The new regime for screening foreign direct investment in Bulgaria entered into force

Amendments to the Regulations for the Implementation of the Investment Promotion Act („RIIPA“) were published in the State Gazette No. 59 dated 22.07.2025, which practically initiate the application of a new screening regime applicable to foreign direct investments in Bulgaria. The amendments entered into force on 22.07.2025.

The amendments in the RIIPA are mostly related to a permit granted to a foreign investor to carry out a foreign direct investment and represent continuation of the amendments to the Investment Promotion Act (“IPA”) adopted in 2024.

1.     Concept of foreign investor

A foreign investor, in general, is:

a) a person who is not a citizen of a Member State of the European Union, or whose registered office is not located in a Member State, who has made or intends to make an investment in Bulgaria;

b) a legal entity whose registered office is in a Member State of the European Union, which has made or intends to make an investment in Bulgaria, in which control is exercised directly or indirectly by natural or legal persons, outside the European Union.

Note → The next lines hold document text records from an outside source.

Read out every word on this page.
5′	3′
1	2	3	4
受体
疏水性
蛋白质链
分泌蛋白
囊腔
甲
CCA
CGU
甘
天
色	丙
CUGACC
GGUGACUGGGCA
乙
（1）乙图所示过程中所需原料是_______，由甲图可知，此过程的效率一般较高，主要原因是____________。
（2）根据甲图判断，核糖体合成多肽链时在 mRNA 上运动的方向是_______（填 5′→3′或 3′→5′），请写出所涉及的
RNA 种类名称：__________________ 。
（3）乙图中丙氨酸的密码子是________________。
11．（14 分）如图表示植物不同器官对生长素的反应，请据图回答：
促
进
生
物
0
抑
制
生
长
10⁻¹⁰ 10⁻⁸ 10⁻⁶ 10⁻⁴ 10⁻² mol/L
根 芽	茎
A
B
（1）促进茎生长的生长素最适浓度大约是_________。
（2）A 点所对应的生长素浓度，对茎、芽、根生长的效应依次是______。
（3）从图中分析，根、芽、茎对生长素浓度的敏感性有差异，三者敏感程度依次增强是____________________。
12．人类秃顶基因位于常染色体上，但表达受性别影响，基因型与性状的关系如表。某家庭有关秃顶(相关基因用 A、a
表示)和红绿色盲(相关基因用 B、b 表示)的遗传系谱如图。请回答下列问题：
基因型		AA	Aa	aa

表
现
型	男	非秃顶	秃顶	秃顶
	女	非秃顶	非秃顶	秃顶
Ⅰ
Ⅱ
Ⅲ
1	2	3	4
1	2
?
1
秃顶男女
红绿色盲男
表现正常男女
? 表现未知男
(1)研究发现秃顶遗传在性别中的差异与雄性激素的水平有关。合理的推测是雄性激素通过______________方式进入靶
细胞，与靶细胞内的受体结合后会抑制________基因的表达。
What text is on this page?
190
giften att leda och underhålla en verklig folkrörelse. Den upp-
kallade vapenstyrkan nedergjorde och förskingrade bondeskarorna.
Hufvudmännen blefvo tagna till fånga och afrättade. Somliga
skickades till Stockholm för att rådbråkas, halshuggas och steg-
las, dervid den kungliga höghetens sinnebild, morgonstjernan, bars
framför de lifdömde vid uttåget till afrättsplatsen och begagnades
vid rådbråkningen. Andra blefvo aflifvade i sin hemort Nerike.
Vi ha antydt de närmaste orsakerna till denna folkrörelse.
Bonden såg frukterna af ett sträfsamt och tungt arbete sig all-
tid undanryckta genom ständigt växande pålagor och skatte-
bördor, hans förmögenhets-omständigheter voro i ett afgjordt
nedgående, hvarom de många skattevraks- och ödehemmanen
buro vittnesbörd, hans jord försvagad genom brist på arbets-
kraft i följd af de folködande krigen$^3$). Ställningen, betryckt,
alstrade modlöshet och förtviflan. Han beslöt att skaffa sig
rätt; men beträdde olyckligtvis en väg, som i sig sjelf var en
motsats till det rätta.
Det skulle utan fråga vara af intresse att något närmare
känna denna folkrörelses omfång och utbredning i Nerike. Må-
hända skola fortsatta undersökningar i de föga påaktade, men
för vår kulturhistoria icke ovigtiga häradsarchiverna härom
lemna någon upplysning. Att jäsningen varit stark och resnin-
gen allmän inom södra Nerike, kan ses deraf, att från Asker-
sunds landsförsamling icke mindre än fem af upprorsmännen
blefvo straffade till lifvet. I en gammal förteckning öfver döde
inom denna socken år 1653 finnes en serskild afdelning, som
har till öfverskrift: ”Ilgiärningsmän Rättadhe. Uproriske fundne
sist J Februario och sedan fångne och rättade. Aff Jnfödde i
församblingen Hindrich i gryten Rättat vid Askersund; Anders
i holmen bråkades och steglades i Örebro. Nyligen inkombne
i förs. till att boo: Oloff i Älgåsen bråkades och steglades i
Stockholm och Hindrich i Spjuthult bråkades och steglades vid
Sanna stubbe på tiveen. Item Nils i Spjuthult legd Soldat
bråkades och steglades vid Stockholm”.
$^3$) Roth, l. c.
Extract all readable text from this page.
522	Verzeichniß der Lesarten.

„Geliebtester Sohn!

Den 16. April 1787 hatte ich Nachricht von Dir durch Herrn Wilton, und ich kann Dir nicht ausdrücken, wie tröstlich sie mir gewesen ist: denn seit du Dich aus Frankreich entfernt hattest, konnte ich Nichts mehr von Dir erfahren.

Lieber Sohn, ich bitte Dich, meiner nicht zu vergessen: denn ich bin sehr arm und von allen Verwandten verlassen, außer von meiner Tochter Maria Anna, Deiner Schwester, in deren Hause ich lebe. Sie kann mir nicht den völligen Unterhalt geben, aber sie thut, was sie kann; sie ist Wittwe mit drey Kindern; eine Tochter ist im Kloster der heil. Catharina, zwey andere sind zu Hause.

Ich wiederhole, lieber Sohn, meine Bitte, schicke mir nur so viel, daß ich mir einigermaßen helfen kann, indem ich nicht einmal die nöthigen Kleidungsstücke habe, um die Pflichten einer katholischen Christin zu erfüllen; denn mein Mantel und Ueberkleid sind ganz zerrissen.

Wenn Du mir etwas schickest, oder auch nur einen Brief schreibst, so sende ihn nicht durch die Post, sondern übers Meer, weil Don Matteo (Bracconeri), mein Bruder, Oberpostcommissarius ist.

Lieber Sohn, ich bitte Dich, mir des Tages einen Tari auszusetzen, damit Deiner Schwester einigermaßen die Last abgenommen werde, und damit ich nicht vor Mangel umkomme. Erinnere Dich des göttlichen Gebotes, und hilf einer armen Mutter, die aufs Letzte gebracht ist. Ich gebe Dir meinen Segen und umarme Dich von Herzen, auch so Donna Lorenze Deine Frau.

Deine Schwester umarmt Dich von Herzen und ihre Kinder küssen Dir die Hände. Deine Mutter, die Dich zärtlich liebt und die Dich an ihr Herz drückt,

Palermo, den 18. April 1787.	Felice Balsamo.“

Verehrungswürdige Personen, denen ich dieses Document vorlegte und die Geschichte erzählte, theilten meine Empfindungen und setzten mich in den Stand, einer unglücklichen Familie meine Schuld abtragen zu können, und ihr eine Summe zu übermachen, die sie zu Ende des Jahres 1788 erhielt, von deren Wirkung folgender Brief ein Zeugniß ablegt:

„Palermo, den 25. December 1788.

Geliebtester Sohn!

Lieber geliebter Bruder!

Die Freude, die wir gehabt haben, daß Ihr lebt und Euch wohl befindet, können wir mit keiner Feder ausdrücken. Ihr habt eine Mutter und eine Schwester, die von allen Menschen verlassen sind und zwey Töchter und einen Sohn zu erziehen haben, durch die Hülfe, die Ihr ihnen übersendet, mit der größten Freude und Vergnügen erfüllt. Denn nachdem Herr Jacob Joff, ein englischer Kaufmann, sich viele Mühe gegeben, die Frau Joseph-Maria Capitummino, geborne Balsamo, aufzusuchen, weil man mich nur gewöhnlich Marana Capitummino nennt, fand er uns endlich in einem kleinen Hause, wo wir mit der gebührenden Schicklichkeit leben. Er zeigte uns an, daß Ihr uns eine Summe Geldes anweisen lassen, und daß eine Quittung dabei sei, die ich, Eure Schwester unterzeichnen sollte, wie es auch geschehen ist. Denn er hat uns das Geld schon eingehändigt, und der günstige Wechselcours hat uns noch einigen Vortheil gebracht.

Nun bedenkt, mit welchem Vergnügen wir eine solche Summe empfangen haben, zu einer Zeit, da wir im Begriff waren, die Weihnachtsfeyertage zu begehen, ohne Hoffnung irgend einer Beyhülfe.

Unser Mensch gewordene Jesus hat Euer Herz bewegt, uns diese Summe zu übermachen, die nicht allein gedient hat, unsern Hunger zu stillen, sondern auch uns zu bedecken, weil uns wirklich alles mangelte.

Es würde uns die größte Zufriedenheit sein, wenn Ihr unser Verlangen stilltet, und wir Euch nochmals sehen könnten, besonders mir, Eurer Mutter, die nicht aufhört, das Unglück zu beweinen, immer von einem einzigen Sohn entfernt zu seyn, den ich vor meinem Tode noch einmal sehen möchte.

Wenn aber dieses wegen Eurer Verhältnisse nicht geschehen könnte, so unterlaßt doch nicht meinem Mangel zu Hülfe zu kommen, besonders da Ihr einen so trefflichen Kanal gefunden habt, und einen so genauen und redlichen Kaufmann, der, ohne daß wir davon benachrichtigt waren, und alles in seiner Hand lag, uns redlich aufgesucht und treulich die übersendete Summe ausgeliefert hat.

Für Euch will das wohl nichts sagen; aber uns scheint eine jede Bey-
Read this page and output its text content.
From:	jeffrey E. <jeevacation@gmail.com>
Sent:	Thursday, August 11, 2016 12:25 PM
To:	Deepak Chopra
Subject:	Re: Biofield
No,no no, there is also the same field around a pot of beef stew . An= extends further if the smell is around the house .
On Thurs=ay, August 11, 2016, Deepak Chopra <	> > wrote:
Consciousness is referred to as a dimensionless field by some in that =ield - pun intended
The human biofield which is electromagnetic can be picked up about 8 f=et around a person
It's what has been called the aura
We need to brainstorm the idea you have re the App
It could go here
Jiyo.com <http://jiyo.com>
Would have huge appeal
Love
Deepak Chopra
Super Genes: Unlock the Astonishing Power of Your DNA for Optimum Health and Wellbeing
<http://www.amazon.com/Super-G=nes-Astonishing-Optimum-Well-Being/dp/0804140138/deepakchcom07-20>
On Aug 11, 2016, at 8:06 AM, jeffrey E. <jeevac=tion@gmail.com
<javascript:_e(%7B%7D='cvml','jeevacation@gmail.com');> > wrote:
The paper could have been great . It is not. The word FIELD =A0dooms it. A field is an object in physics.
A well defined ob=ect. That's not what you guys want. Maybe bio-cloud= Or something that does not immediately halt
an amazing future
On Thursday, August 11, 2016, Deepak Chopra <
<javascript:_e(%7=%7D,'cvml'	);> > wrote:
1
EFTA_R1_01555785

2.     What is Foreign Direct Investment?

The legal concept is broad and covers an investment of any kind by a foreign investor with the purpose of establishing or maintaining lasting and direct links between the foreign investor and the undertaking to whom the capital has been granted in order to carry out economic activities in Bulgaria, including an investment that enables effective participation in the management or control of a company, carrying out economic activity. Foreign direct investment is also the expansion of an existing investment, including the expansion of the capacity of an existing enterprise, the diversification of the production of an enterprise with products that have not been previously manufactured, as well as the creation of a new place of business or the increase in the capital of the investee, provided that the shares/stocks are acquired by the foreign investor. A portfolio (passive) investment is not a foreign direct investment.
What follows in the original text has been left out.